Within writing about the diaspora, it is fitting for generational teachings to find their way into one’s writing. In the poem, “The Turtle Behind the Cigarette Shop”, Ng Cheng Hin writes, “Some people think pain para- / lyzes you. Us islanders? We know better. We know that pain makes / you move -- even the memory of pain is enough to set you in motion.” (35). The author has shared something with us so intimate that the reader feels as though they have walked into a moment they were not supposed to be privy to. The deliverance of this line holds so much weight — and as a diasporic person, it holds even more. The validation of this experience, one that many of the diaspora know deeply, is one that as a reader, I am grateful to have verbalized.
On the other hand, generational teachings can be what you hope that one’s descendants can learn from you and those before you. In the poem, “When She Stopped Me at the Gas Station in Hautes-Plaines,” Ng Cheng Hin writes, “don’t forget how to stay. / no matter how many times you need to leave, / don’t forget how to stay.” (86). This feels like a needed reminder for many of us, especially those who do not feel as though they have roots in any one place, or if those roots have been ripped out without our consent. The way Ng Cheng Hin weaves these teachings into her poetry makes for a well-wrapped gift for the reader. We can both engage with her poetry and gain tangible life lessons.
Fire Cider Rain is a book of warmth. Ng Cheng Hin never gives the reader more than they can handle, and curates moments of solemn learning and loving for the reader to soak in. This debut is a slow burn, and I am hopeful that there will be more on the horizon.

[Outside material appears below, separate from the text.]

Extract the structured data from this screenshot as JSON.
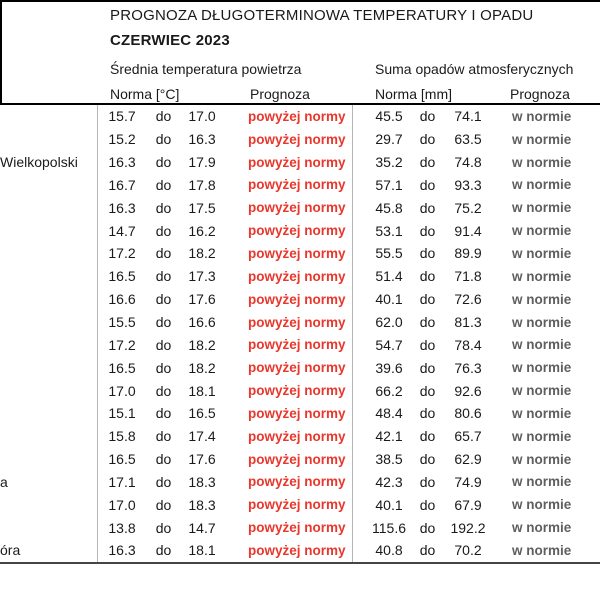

Namitha Rathinappillai (she/they) is a disabled, queer, Tamil-Canadian spoken word poet who has entered the poetry community in 2017. She is currently based in Toronto, and was the first female and youngest director of Ottawa’s Urban Legends Poetry Collective (ULPC). They are a two-time Canadian Festival of Spoken Word (CFSW) team member with ULPC, and they published their first chapbook titled ‘Dirty Laundry’ with Battleaxe Press in November of 2018. In 2019, they won the RBC Youth Ottawa Spirit of the Capital Award for Arts and Culture. You can find more at namitharathinappillai.com.